Infine Giuseppe è modello di quello che potremmo chiamare il “realismo nella vita in famiglia”. Da secoli la Chiesa tramanda la devozione dei sette dolori e gioie di san Giuseppe. Nella vita del santo patriarca, infatti, ogni dolore era accompagnato da una gioia e viceversa: il dispiacere di dover lasciare Maria dalla gioia di poterla sposare; la povertà della grotta di Betlemme dalla gioia della nascita di Gesù, e così via. È un esempio di ciò che accade in ogni famiglia su questa terra: raramente tutto va alla perfezione, come uno aveva previsto, così come poche volte (ed è un mistero della provvidenza divina) la vita di una famiglia è colpita solo da numerose disgrazie e sofferenze.

Si potrebbe dire che la norma è la famiglia di Giuseppe, nella quale non c’era difficoltà o dolore che non fosse accompagnato dalla gioia dell’affetto dei suoi membri e dalla speranza nella provvidenza divina.

L'anno "Famiglia Amoris Laetitia"

Oggi ha inizio l'anno "Famiglia Amoris Laetitia", a cinque anni dalla pubblicazione dell’esortazione apostolica, nel quale siamo invitati a continuare a riflettere sulle sfide della famiglia nel mondo di oggi.
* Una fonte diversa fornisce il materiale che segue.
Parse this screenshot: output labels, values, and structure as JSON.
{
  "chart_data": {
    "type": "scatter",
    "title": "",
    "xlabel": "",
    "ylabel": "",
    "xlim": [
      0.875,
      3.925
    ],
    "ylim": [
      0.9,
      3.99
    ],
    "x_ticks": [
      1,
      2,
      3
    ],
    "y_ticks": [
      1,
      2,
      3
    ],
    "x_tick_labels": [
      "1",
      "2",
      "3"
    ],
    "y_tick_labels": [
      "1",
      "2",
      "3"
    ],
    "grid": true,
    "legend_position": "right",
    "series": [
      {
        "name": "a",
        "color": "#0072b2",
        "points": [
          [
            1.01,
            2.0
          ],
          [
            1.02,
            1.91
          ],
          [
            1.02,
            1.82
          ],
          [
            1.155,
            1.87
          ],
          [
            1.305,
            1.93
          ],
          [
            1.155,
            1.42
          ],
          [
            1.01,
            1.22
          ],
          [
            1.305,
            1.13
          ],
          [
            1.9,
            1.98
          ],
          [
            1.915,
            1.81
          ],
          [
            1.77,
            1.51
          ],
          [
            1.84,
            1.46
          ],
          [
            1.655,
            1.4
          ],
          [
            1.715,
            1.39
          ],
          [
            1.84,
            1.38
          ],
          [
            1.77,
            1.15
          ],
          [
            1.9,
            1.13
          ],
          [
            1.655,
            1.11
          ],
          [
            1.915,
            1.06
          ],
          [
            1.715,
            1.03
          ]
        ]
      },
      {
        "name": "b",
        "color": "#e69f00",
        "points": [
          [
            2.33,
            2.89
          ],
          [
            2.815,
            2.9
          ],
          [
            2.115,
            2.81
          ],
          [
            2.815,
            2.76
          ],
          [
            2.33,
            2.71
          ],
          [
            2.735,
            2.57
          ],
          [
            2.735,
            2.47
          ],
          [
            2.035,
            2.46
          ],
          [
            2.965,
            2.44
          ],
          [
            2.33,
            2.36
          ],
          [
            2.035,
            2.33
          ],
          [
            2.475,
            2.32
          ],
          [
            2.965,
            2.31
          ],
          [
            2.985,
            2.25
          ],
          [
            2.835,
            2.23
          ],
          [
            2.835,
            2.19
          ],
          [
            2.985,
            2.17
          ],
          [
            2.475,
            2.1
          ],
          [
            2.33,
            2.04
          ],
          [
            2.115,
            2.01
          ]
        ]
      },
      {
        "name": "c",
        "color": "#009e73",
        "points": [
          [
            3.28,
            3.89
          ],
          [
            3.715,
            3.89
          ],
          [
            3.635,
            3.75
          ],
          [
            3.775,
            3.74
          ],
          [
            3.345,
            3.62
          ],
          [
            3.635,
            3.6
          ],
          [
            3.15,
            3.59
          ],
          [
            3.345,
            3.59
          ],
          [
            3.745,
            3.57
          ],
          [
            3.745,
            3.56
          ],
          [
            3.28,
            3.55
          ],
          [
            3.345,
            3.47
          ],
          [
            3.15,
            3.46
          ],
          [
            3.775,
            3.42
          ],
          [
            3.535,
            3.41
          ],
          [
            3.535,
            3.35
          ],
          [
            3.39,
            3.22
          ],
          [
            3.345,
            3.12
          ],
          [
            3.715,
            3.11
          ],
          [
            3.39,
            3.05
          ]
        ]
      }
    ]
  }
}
In questo documento più volte si ribadisce che non esiste una famiglia "ideale" ma "un interpellante mosaico formato da tante realtà diverse, piene di gioie, drammi e sogni" (Amoris laetitia n.57).

Nelle difficoltà che stanno vivendo in questi mesi tante famiglie in tutto il mondo, Giuseppe, uomo semplice, marito, padre e lavoratore, è come una luce che ricorda la bellezza di cercare la santità in una vita familiare ordinaria, fatta di gioie e dolori, in cui l’amore vince sempre.

Con parole di san Josemaría, ogni focolare cristiano deve essere un'oasi di serenità in cui, al di sopra delle piccole contrarietà quotidiane, si avverte — come frutto di una fede reale e vissuta — un affetto intenso e sincero, una pace profonda. (È Gesù che passa, n.22)

Nei vangeli Giuseppe non pronuncia neanche una parola, lui è l’uomo del silenzio e dell’azione. Il suo essere uomo giusto, attento alla volontà di Dio, la sua paternità attenta e affettuosa e la sua paziente speranza nelle avversità familiari sono le parole che continua a rivolgere a padri e figli di ogni tempo, anche a ciascuno di noi.